Gubernur DKI Jakarta, Pramono Anung Wibowo, mengatakan kebijakan tersebut bertujuan memberi kemudahan mobilitas masyarakat sekaligus mendorong penggunaan angkutan umum saat momentum Lebaran.
“Pada saat Idul Fitri kami akan menggratiskan transportasi yang ada di Jakarta,” ujar Pramono di Jakarta Pusat, Jumat (27/2/2026).
Menurutnya, langkah ini juga diharapkan membuat warga memilih merayakan Lebaran di dalam kota ketimbang bepergian ke luar daerah. Selain itu, peralihan dari kendaraan pribadi ke transportasi publik diharapkan dapat menekan potensi kemacetan selama hari raya.
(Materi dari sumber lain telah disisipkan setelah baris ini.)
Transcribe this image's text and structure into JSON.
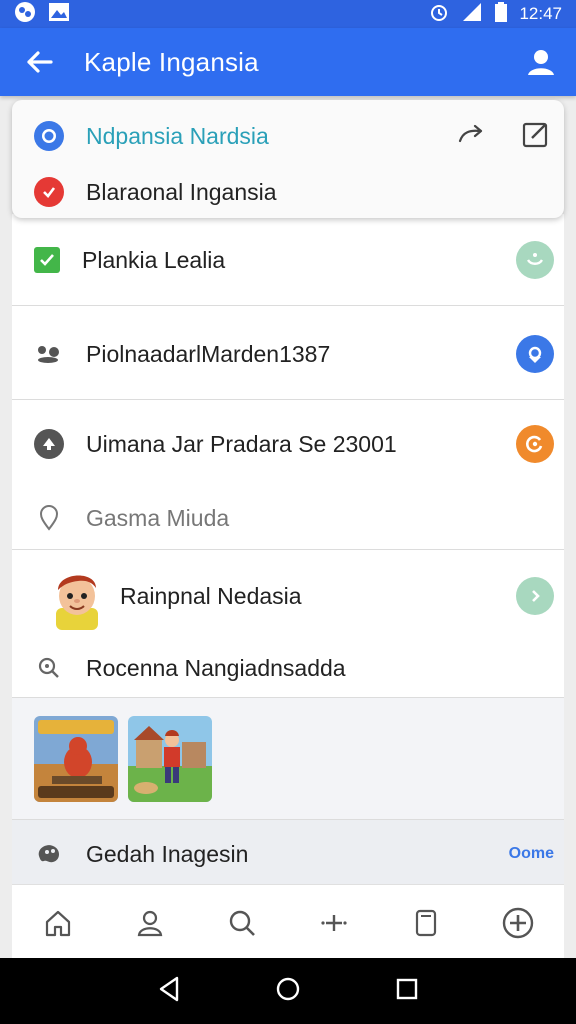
{
  "status_bar": {
    "time": "12:47"
  },
  "app_bar": {
    "title": "Kaple Ingansia"
  },
  "top_card": {
    "row1": {
      "label": "Ndpansia Nardsia"
    },
    "row2": {
      "label": "Blaraonal Ingansia"
    }
  },
  "items": [
    {
      "label": "Plankia Lealia"
    },
    {
      "label": "PiolnaadarlMarden1387"
    },
    {
      "label": "Uimana Jar Pradara Se 23001"
    },
    {
      "label": "Gasma Miuda"
    },
    {
      "label": "Rainpnal Nedasia"
    },
    {
      "label": "Rocenna Nangiadnsadda"
    }
  ],
  "footer_row": {
    "label": "Gedah Inagesin",
    "action": "Oome"
  },
  "colors": {
    "app_bar": "#2f6df0",
    "blue": "#3b78e7",
    "red": "#e53935",
    "green": "#43b649",
    "mint": "#a8d8bf",
    "orange": "#f08a2c"
  }
}
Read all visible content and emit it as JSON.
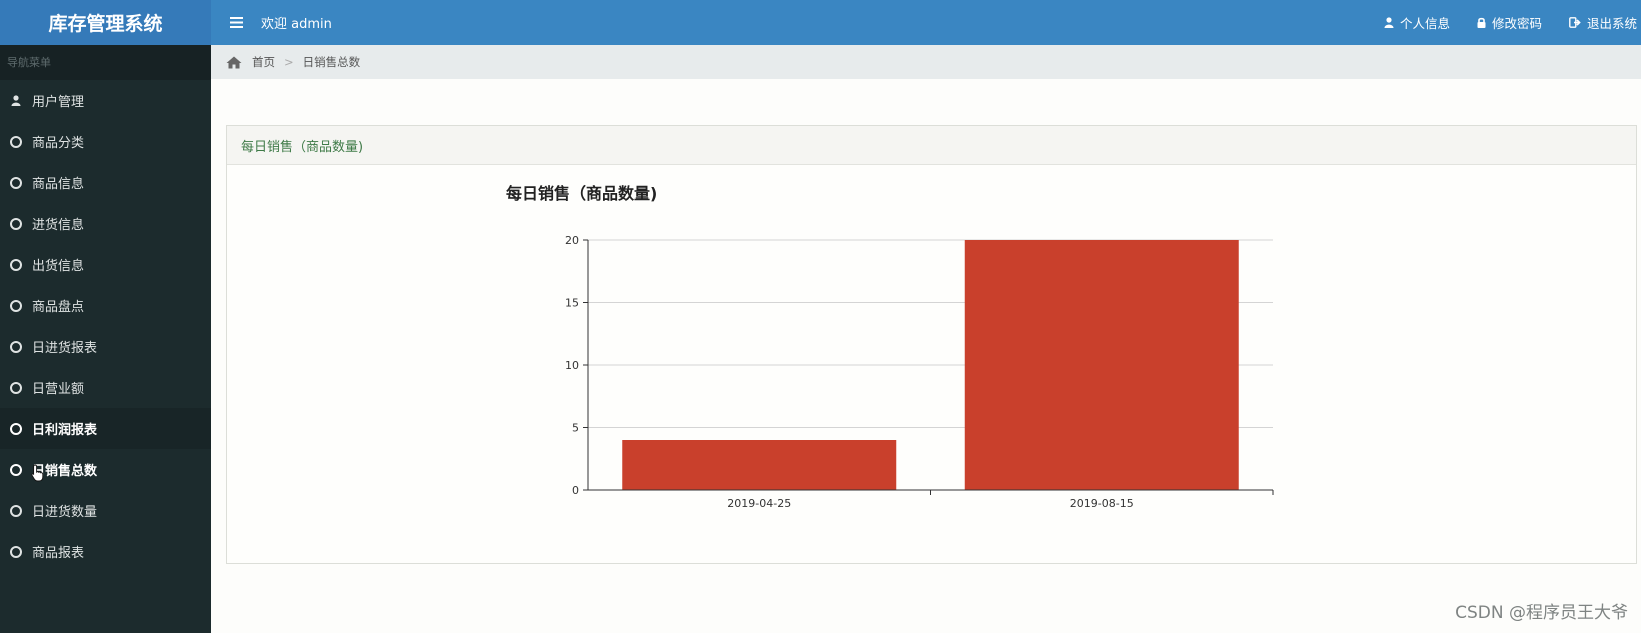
{
  "app": {
    "title": "库存管理系统"
  },
  "sidebar": {
    "nav_header": "导航菜单",
    "items": [
      {
        "label": "用户管理",
        "icon": "user-icon"
      },
      {
        "label": "商品分类",
        "icon": "circle-icon"
      },
      {
        "label": "商品信息",
        "icon": "circle-icon"
      },
      {
        "label": "进货信息",
        "icon": "circle-icon"
      },
      {
        "label": "出货信息",
        "icon": "circle-icon"
      },
      {
        "label": "商品盘点",
        "icon": "circle-icon"
      },
      {
        "label": "日进货报表",
        "icon": "circle-icon"
      },
      {
        "label": "日营业额",
        "icon": "circle-icon"
      },
      {
        "label": "日利润报表",
        "icon": "circle-icon"
      },
      {
        "label": "日销售总数",
        "icon": "circle-icon"
      },
      {
        "label": "日进货数量",
        "icon": "circle-icon"
      },
      {
        "label": "商品报表",
        "icon": "circle-icon"
      }
    ]
  },
  "topbar": {
    "welcome": "欢迎 admin",
    "profile_label": "个人信息",
    "change_password_label": "修改密码",
    "logout_label": "退出系统"
  },
  "breadcrumb": {
    "home": "首页",
    "current": "日销售总数"
  },
  "panel": {
    "title": "每日销售（商品数量)"
  },
  "chart_data": {
    "type": "bar",
    "title": "每日销售（商品数量)",
    "categories": [
      "2019-04-25",
      "2019-08-15"
    ],
    "values": [
      4,
      20
    ],
    "ylim": [
      0,
      20
    ],
    "yticks": [
      0,
      5,
      10,
      15,
      20
    ],
    "xlabel": "",
    "ylabel": "",
    "grid": true,
    "color": "#c9402c"
  },
  "watermark": "CSDN @程序员王大爷",
  "colors": {
    "brand": "#357ab9",
    "topbar": "#3a86c2",
    "sidebar": "#1c2b2d",
    "panel_title": "#3e7a47",
    "bar": "#c9402c"
  }
}
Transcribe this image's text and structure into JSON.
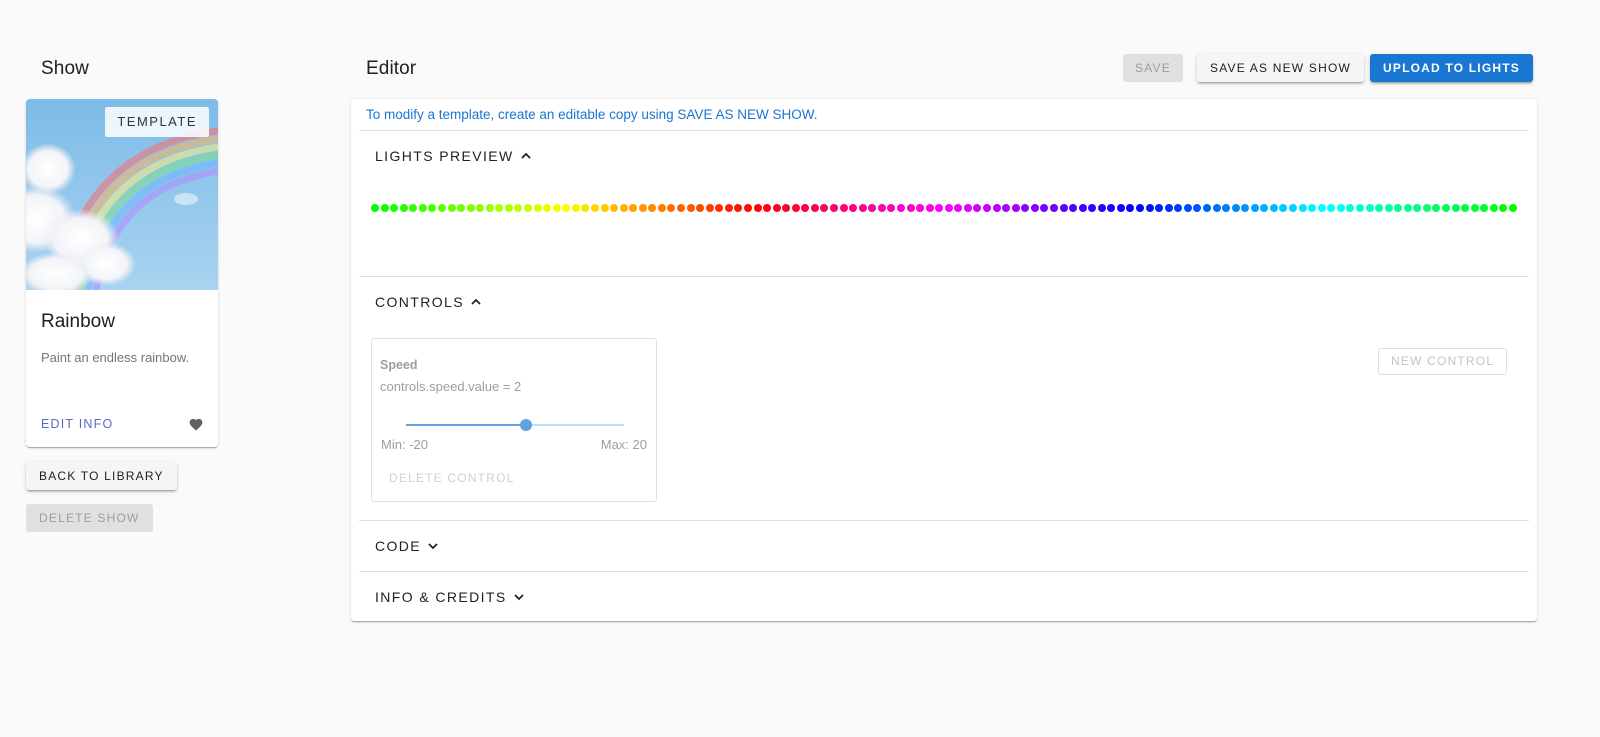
{
  "left": {
    "title": "Show",
    "card": {
      "chip": "TEMPLATE",
      "name": "Rainbow",
      "description": "Paint an endless rainbow.",
      "edit_label": "EDIT INFO",
      "favorite_icon": "heart-icon"
    },
    "back_label": "BACK TO LIBRARY",
    "delete_label": "DELETE SHOW"
  },
  "editor": {
    "title": "Editor",
    "toolbar": {
      "save_label": "SAVE",
      "save_new_label": "SAVE AS NEW SHOW",
      "upload_label": "UPLOAD TO LIGHTS"
    },
    "notice": "To modify a template, create an editable copy using SAVE AS NEW SHOW.",
    "sections": {
      "preview": {
        "label": "LIGHTS PREVIEW",
        "expanded": true
      },
      "controls": {
        "label": "CONTROLS",
        "expanded": true
      },
      "code": {
        "label": "CODE",
        "expanded": false
      },
      "credits": {
        "label": "INFO & CREDITS",
        "expanded": false
      }
    },
    "preview": {
      "led_count": 120
    },
    "controls": {
      "items": [
        {
          "name": "Speed",
          "expression": "controls.speed.value = 2",
          "min_label": "Min: -20",
          "max_label": "Max: 20",
          "min": -20,
          "max": 20,
          "value": 2,
          "delete_label": "DELETE CONTROL"
        }
      ],
      "new_label": "NEW CONTROL"
    }
  },
  "colors": {
    "primary": "#1976d2",
    "link": "#5c6bc0",
    "background": "#fafafa"
  }
}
Untuk menambah semarak Ramadan dan Idulfitri 2026, Pemprov DKI turut meluncurkan program belanja bertajuk “Jakarta Festive Wonder”. Program ini melibatkan 101 pusat perbelanjaan di seluruh wilayah Jakarta dengan berbagai penawaran diskon.
Pemerintah daerah juga menyiapkan stimulus berupa insentif pajak bagi pelaku usaha agar mereka dapat memberikan potongan harga lebih besar kepada konsumen.
Rangkaian kegiatan tersebut digelar di lima kota administrasi dan satu kabupaten di Jakarta, mencakup mal, Balai Kota, kantor wali kota, stasiun MRT, hingga kantor kecamatan.
Melalui berbagai kebijakan ini, Pemprov DKI optimistis perputaran ekonomi ibu kota akan meningkat. Target yang dipasang adalah kenaikan transaksi sektor ritel minimal 20 persen selama periode Ramadan hingga Idulfitri.